しかし、人間関係というものは、時間をかけることで、より相性が良い者同士に選別されていくものです。WさんがMさんと疎遠になっていったことは、ごく自然なことで、時間の問題にすぎませんでした。Mさんは、その事実を受け入れられず、差別的に扱われたと思い込み(被害念慮)、Wさんが悪いと決め付けていきました(自己正当化)。
また、Mさんは「比較されるのがイヤだった」と言いつつ、姓名判断についてまで、自分の長女とHちゃんと張り合わせていました。これも、実際によくあるママ友の葛藤です。子どもの成長に伴い、例えば、子どもの容姿、発達のスピードなどを細かく比べて、一喜一憂するようになっていくことです(比較癖)。こうして、自己正当化や比較癖から嫌悪感や競争意識が生まれました。これらは、恨みと妬みの心理と言い換えられます。

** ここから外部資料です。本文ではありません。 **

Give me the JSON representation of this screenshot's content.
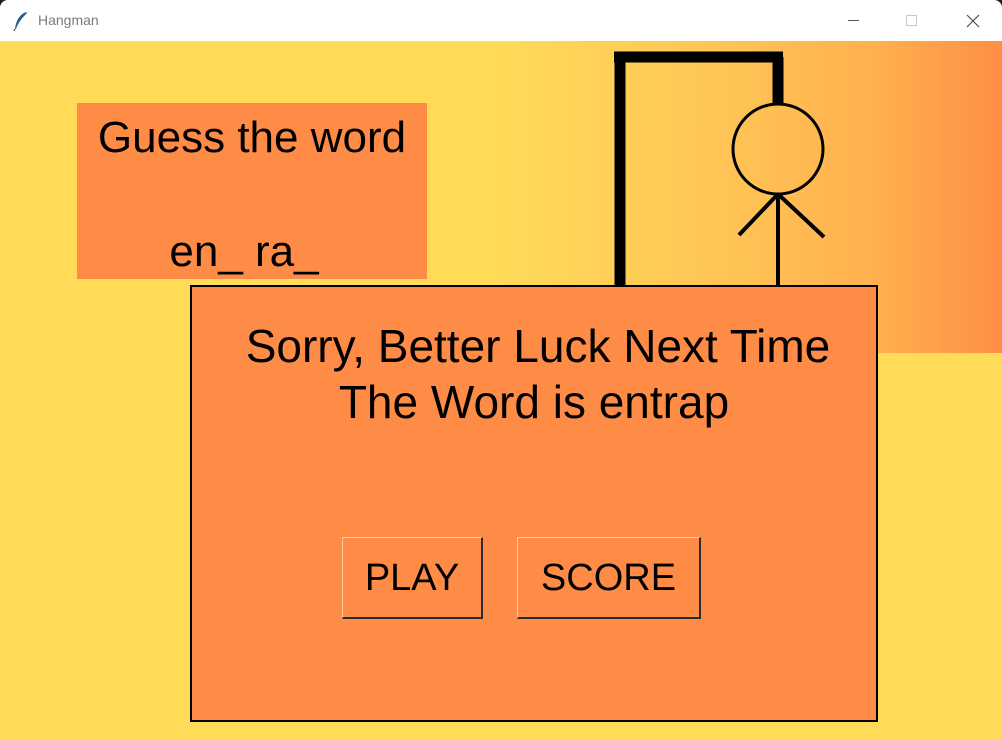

ただし、ここで大きな疑問が残ります。この心理だけで、殺害までできるものでしょうか? Mさんは、非行を含む前科前歴はもちろんないです。Hちゃんと同じ2歳の長女の子育てをしており、ごく普通の主婦に見えます。仮にこの心理があったとしても、それだけでは嫌がらせのレベルでとどまるでしょう。例えば、ドラマ「名前をなくした女神」では、匿名で誹謗中傷の手紙を書いたり、お受験の入学辞退のなりすましが描かれていました。もちろん、Mさんが嫌がらせをできないくらい不器用だった可能性もあります。しかし、いきなり殺害するには、あまりにも飛躍しています。何よりも、これまでの犯罪で他に例がないです。だからこそ、犯行動機に当時の人たちの関心を集めました。